All went well with THE MARKED WOMAN for some time but one day our Chinese backers called on Mr. Woods and told him that the play must close at once. Mr. Woods, who had a hit on his hands, smiled pleasantly and asked the reason and was told that the most powerful of the Chinese Tongs had threatened to kill our friends if the play was performed after one more week. Mr. Woods expressed great sympathy but said he was sorry but his duty to me, the author, prevented him from doing as they requested. The next day the gentlemen returned to say that the Tong had informed them that they had slightly altered their plan and now proposed if the play continued to kill Mr. Woods. Al said that it was a lousy play anyway and he had never liked it, but a statement from Pittsburgh showing a big profit calmed him sufficiently to enable him to defy the Tongs to do their worst.

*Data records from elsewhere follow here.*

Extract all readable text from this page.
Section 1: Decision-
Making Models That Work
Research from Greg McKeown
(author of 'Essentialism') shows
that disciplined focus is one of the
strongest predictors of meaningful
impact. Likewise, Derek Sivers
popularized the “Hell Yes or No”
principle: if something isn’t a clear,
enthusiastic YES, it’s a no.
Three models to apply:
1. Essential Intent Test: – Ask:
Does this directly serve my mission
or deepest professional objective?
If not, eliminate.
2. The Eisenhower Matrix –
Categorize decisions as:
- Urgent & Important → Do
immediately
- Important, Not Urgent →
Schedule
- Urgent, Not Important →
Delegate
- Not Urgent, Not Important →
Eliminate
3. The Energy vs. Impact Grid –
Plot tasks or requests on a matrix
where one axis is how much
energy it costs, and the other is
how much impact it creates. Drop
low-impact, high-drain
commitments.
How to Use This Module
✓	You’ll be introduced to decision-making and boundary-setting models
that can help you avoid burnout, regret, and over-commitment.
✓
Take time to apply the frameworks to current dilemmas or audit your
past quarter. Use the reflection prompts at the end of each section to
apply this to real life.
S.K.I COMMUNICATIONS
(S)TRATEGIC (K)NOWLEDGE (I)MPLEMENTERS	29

The next day letters with death heads began to arrive and as these failed to ruffle his majestic calm a voice, speaking broken English, called him on the telephone and informed him that if the play was performed even once after the following Saturday night his body would be found in the East River the following Monday. As Mr. Woods’ body is still to be found comfortably seated in his office at the Eltinge Theatre, it is not difficult to deduct his reaction to that voice—we closed.
For eight years the Stair and Havlin Circuit, as the string of popular-priced theaters that extended across the United States was called, were amazingly prosperous and in their rise, their prosperity and their decline, I should like to trace an analogy between them and the motion picture industry of the present day—in the nature of a warning and a prophecy.
During the eight years of which I am writing the average business of these theaters was definitely fixed at about three thousand five hundred dollars a week. The fluctuations of business were nominal, the people wanted our shows, just as to-day there is a fixed demand for talking pictures, not for a good picture, although already one may see evidences of discrimination on the part of the public which, I fear, the picture companies are no more prepared to gratify than we of the old popular-priced theater were in our day. All we had to do was to see that our weekly running expense came to five hundred dollars less than our share of the take—then multiply this by forty, as the houses were open forty weeks a year, and we had a profit of twenty thousand a year from each show.
During each of these years we had from seven to thirteen plays of my writing on this circuit.